SOUTH Africa’s state-owned electricity utility company, Eskom, was unable to survive without government support.
This is according to Jabu Mabuza, interim CEO and chairman of Eskom, and public enterprises minister, Pravin Gordhan. Citing a presentation they made in Parliament today to a joint meeting of the appropriations committee, the public enterprises committee and the select committee on appropriations, BusinessLive said Eskom had no option but to hike the electricity tariff.
The joint committee meeting was to discuss the Special Appropriation Bill, which allocates R59bn to Eskom over the next two years — R26bn in 201920/20 and R33bn in 2020/2021, said BusinessLive. This is in addition to a 10-year, R23bn package set aside for Eskom in finance minister, Tito Mboweni’s February national budget.
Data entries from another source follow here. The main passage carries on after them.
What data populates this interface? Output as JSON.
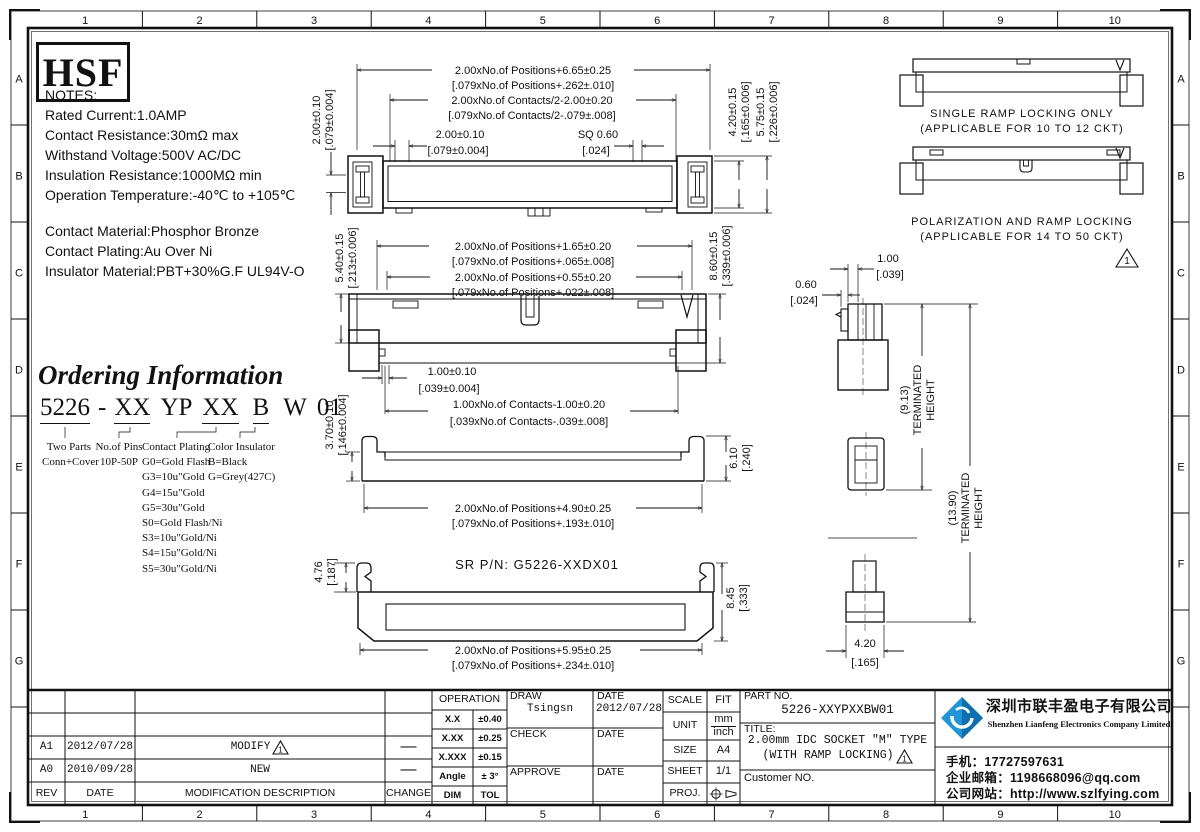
{
  "page": {
    "cols": [
      "1",
      "2",
      "3",
      "4",
      "5",
      "6",
      "7",
      "8",
      "9",
      "10"
    ],
    "rows": [
      "A",
      "B",
      "C",
      "D",
      "E",
      "F",
      "G"
    ]
  },
  "logo_text": "HSF",
  "notes": {
    "title": "NOTES:",
    "lines": [
      "Rated Current:1.0AMP",
      "Contact Resistance:30mΩ max",
      "Withstand Voltage:500V AC/DC",
      "Insulation Resistance:1000MΩ min",
      "Operation Temperature:-40℃ to +105℃"
    ],
    "materials": [
      "Contact Material:Phosphor Bronze",
      "Contact Plating:Au Over Ni",
      "Insulator Material:PBT+30%G.F UL94V-O"
    ]
  },
  "ordering": {
    "title": "Ordering Information",
    "p1": "5226",
    "p2": "-",
    "p3": "XX",
    "p4": "YP",
    "p5": "XX",
    "p6": "B",
    "p7": "W",
    "p8": "01",
    "col1_line1": "Two Parts",
    "col1_line2": "Conn+Cover",
    "col2_line1": "No.of Pins",
    "col2_line2": "10P-50P",
    "col3_title": "Contact Plating",
    "col3_items": [
      "G0=Gold Flash",
      "G3=10u\"Gold",
      "G4=15u\"Gold",
      "G5=30u\"Gold",
      "S0=Gold Flash/Ni",
      "S3=10u\"Gold/Ni",
      "S4=15u\"Gold/Ni",
      "S5=30u\"Gold/Ni"
    ],
    "col4_title": "Color Insulator",
    "col4_items": [
      "B=Black",
      "G=Grey(427C)"
    ]
  },
  "dims": {
    "tv_pos_mm": "2.00xNo.of Positions+6.65±0.25",
    "tv_pos_in": "[.079xNo.of Positions+.262±.010]",
    "tv_cont_mm": "2.00xNo.of Contacts/2-2.00±0.20",
    "tv_cont_in": "[.079xNo.of Contacts/2-.079±.008]",
    "tv_pitch_mm": "2.00±0.10",
    "tv_pitch_in": "[.079±0.004]",
    "tv_sq_mm": "SQ 0.60",
    "tv_sq_in": "[.024]",
    "tv_row_mm": "2.00±0.10",
    "tv_row_in": "[.079±0.004]",
    "tv_h1_mm": "4.20±0.15",
    "tv_h1_in": "[.165±0.006]",
    "tv_h2_mm": "5.75±0.15",
    "tv_h2_in": "[.226±0.006]",
    "fv_pos1_mm": "2.00xNo.of Positions+1.65±0.20",
    "fv_pos1_in": "[.079xNo.of Positions+.065±.008]",
    "fv_pos2_mm": "2.00xNo.of Positions+0.55±0.20",
    "fv_pos2_in": "[.079xNo.of Positions+.022±.008]",
    "fv_h1_mm": "5.40±0.15",
    "fv_h1_in": "[.213±0.006]",
    "fv_h2_mm": "8.60±0.15",
    "fv_h2_in": "[.339±0.006]",
    "fv_pitch_mm": "1.00±0.10",
    "fv_pitch_in": "[.039±0.004]",
    "fv_cont_mm": "1.00xNo.of Contacts-1.00±0.20",
    "fv_cont_in": "[.039xNo.of Contacts-.039±.008]",
    "fv_h3_mm": "3.70±0.10",
    "fv_h3_in": "[.146±0.004]",
    "bv_pos_mm": "2.00xNo.of Positions+4.90±0.25",
    "bv_pos_in": "[.079xNo.of Positions+.193±.010]",
    "bv_h_mm": "6.10",
    "bv_h_in": "[.240]",
    "sr_label": "SR P/N: G5226-XXDX01",
    "sr_h1_mm": "4.76",
    "sr_h1_in": "[.187]",
    "sr_h2_mm": "8.45",
    "sr_h2_in": "[.333]",
    "sr_pos_mm": "2.00xNo.of Positions+5.95±0.25",
    "sr_pos_in": "[.079xNo.of Positions+.234±.010]",
    "sv_p1_mm": "1.00",
    "sv_p1_in": "[.039]",
    "sv_p2_mm": "0.60",
    "sv_p2_in": "[.024]",
    "sv_th1": "(9.13)",
    "sv_th2": "(13.90)",
    "sv_term": "TERMINATED",
    "sv_height": "HEIGHT",
    "sv_w_mm": "4.20",
    "sv_w_in": "[.165]"
  },
  "ramp": {
    "single1": "SINGLE RAMP LOCKING ONLY",
    "single2": "(APPLICABLE FOR 10 TO 12 CKT)",
    "polar1": "POLARIZATION AND RAMP LOCKING",
    "polar2": "(APPLICABLE FOR 14 TO 50 CKT)"
  },
  "titleblock": {
    "rev_mark": "1",
    "revisions": [
      {
        "rev": "A1",
        "date": "2012/07/28",
        "desc": "MODIFY",
        "change": "—"
      },
      {
        "rev": "A0",
        "date": "2010/09/28",
        "desc": "NEW",
        "change": "—"
      }
    ],
    "rev_header": {
      "rev": "REV",
      "date": "DATE",
      "desc": "MODIFICATION  DESCRIPTION",
      "change": "CHANGE"
    },
    "operation": {
      "title": "OPERATION",
      "rows": [
        [
          "X.X",
          "±0.40"
        ],
        [
          "X.XX",
          "±0.25"
        ],
        [
          "X.XXX",
          "±0.15"
        ],
        [
          "Angle",
          "± 3°"
        ],
        [
          "DIM",
          "TOL"
        ]
      ]
    },
    "sign": {
      "draw": "DRAW",
      "draw_name": "Tsingsn",
      "date": "DATE",
      "draw_date": "2012/07/28",
      "check": "CHECK",
      "approve": "APPROVE"
    },
    "meta": {
      "scale": "SCALE",
      "scale_v": "FIT",
      "unit": "UNIT",
      "unit_mm": "mm",
      "unit_in": "inch",
      "size": "SIZE",
      "size_v": "A4",
      "sheet": "SHEET",
      "sheet_v": "1/1",
      "proj": "PROJ."
    },
    "part": {
      "label": "PART NO.",
      "number": "5226-XXYPXXBW01",
      "title_label": "TITLE:",
      "title1": "2.00mm IDC SOCKET \"M\" TYPE",
      "title2": "(WITH RAMP LOCKING)",
      "customer": "Customer NO."
    }
  },
  "company": {
    "cn": "深圳市联丰盈电子有限公司",
    "en": "Shenzhen Lianfeng Electronics Company Limited",
    "phone": "手机：17727597631",
    "email": "企业邮箱：1198668096@qq.com",
    "web": "公司网站：http://www.szlfying.com"
  },
  "colors": {
    "line": "#111111",
    "logo_blue_dark": "#0d6fae",
    "logo_blue_light": "#2196d6"
  }
}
Eskom was not generating enough revenue to cover its debt pile which was at R450bn, double the level deemed sustainable in terms of its earnings power. In addition, restructuring of the organisation had limited reach in the short-term. “Cost savings alone will not solve Eskom’s financial health. The only long-term solution is for the electricity price to migrate to cost reflectivity,” Mabuza said.
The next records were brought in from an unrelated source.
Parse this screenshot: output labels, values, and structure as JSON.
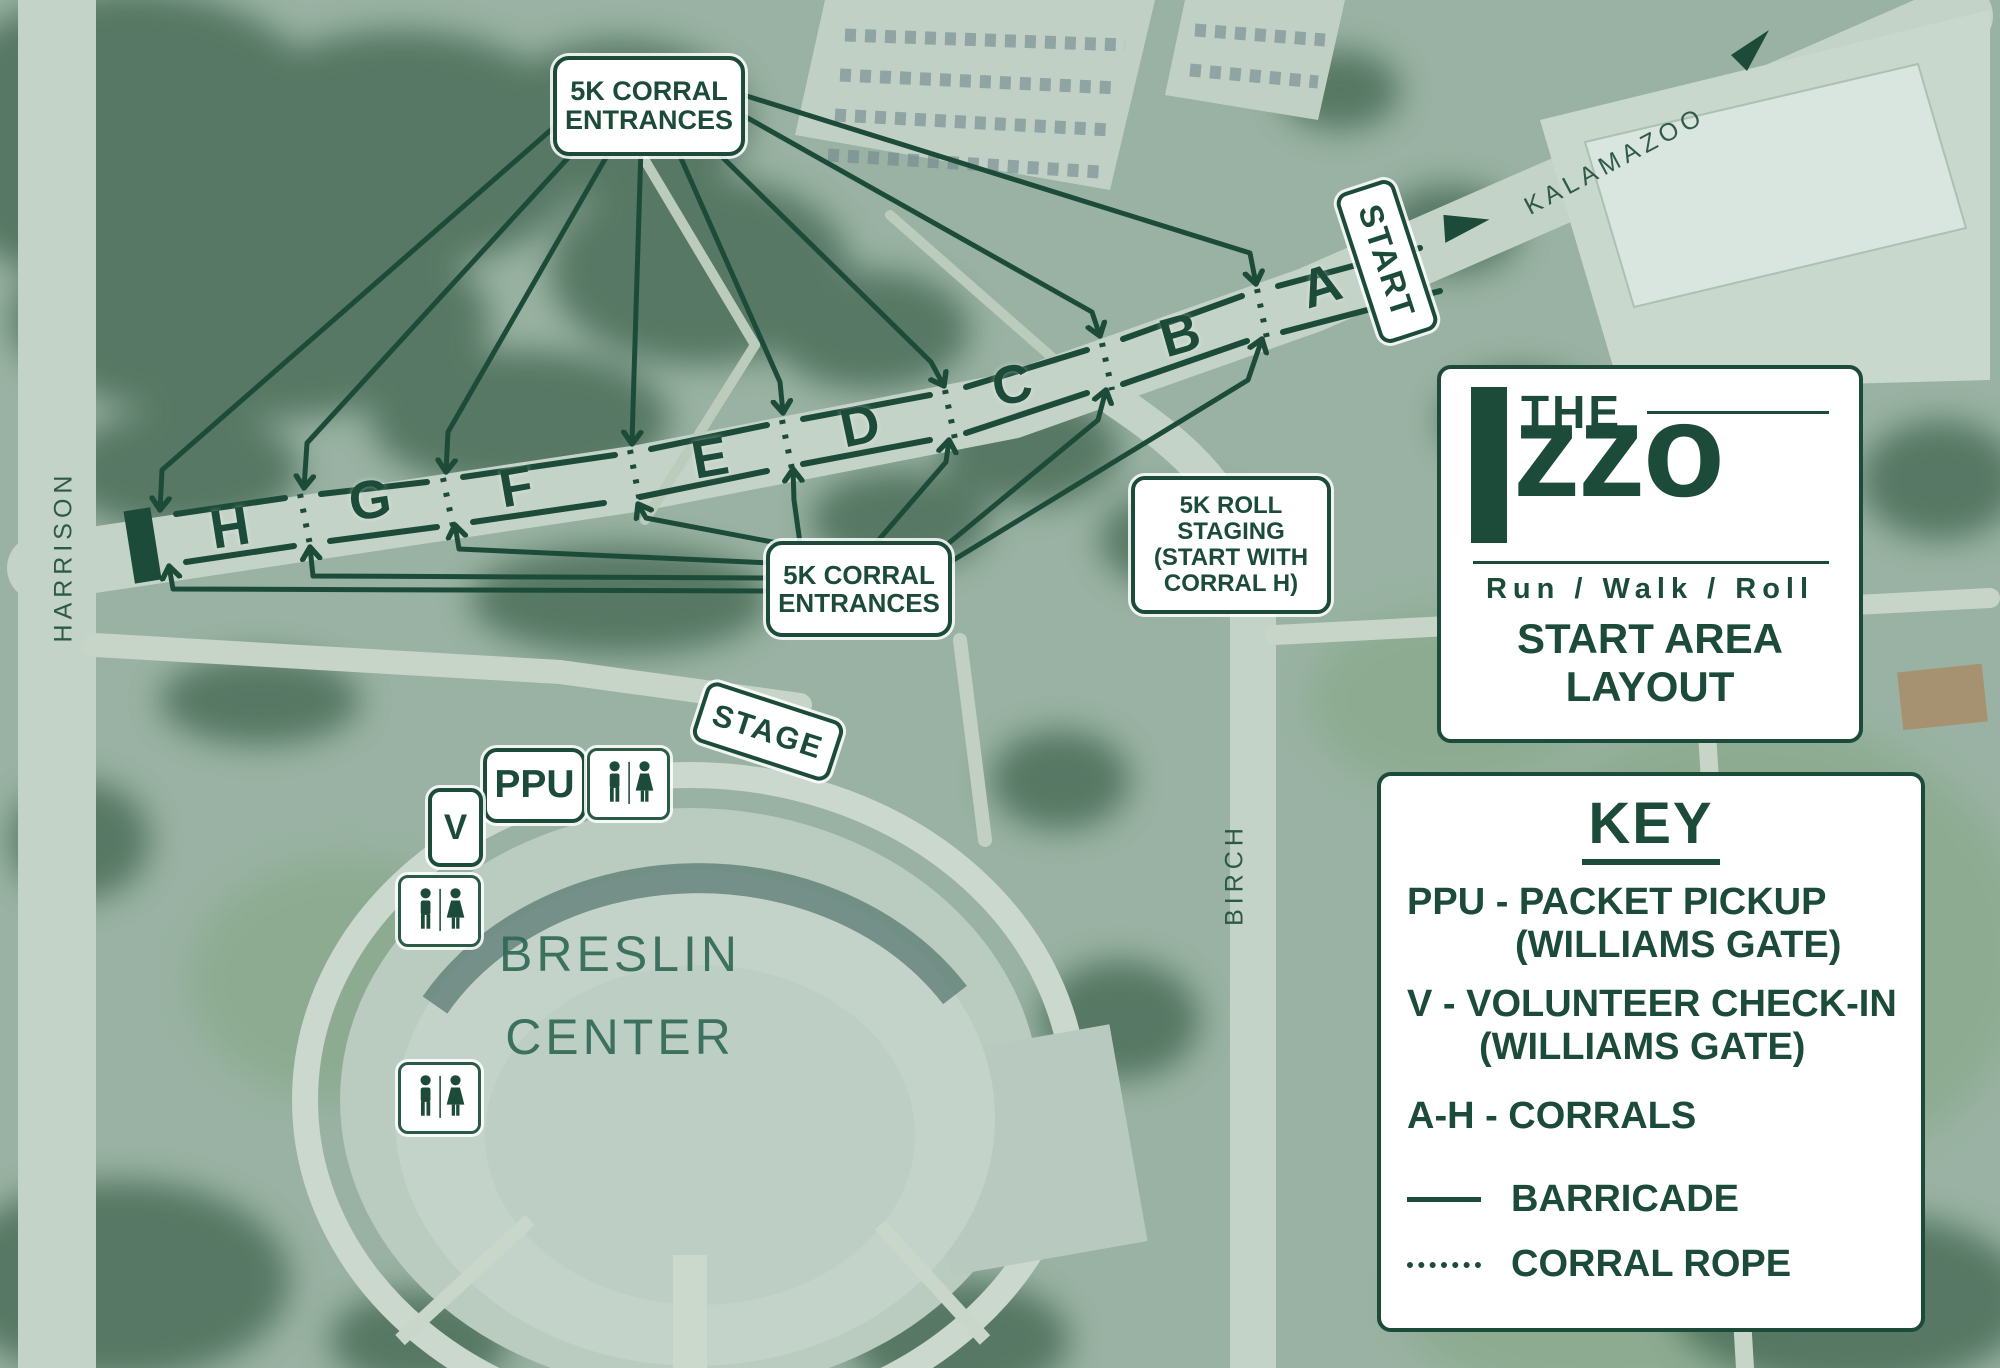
{
  "colors": {
    "accent": "#1d4b39",
    "card_bg": "#ffffff"
  },
  "streets": {
    "harrison": "HARRISON",
    "kalamazoo": "KALAMAZOO",
    "birch": "BIRCH"
  },
  "building": {
    "name_line1": "BRESLIN",
    "name_line2": "CENTER"
  },
  "corrals": {
    "letters": [
      "A",
      "B",
      "C",
      "D",
      "E",
      "F",
      "G",
      "H"
    ]
  },
  "labels": {
    "corral_entrances_top": {
      "line1": "5K CORRAL",
      "line2": "ENTRANCES"
    },
    "corral_entrances_bottom": {
      "line1": "5K CORRAL",
      "line2": "ENTRANCES"
    },
    "roll_staging": {
      "line1": "5K ROLL",
      "line2": "STAGING",
      "line3": "(START WITH",
      "line4": "CORRAL H)"
    },
    "start": "START",
    "stage": "STAGE",
    "ppu": "PPU",
    "volunteer_checkin": "V"
  },
  "logo": {
    "the": "THE",
    "izzo_wordmark": "zzo",
    "tagline": "Run / Walk / Roll",
    "subtitle_line1": "START AREA",
    "subtitle_line2": "LAYOUT"
  },
  "key": {
    "title": "KEY",
    "items": [
      {
        "label": "PPU - PACKET PICKUP",
        "sub": "(WILLIAMS GATE)"
      },
      {
        "label": "V - VOLUNTEER CHECK-IN",
        "sub": "(WILLIAMS GATE)"
      },
      {
        "label": "A-H - CORRALS",
        "sub": ""
      }
    ],
    "legend": [
      {
        "symbol": "barricade-solid-line",
        "label": "BARRICADE"
      },
      {
        "symbol": "corral-rope-dotted-line",
        "label": "CORRAL ROPE"
      }
    ]
  },
  "icons": {
    "restroom": "restroom-icon",
    "course_arrow": "course-direction-arrow"
  }
}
Without government support, Eskom would have run out of money by October, said Mabuza. He also said Eskom wanted to renegotiate the commercial terms of its independent power producer contracts.
Operating costs had ballooned and reached R151bn in 2019 while sales had decreased especially to the mining sector. The business operating model was outdated and stretched and Eskom could no longer operate on this basis. It was in a “death spiral”.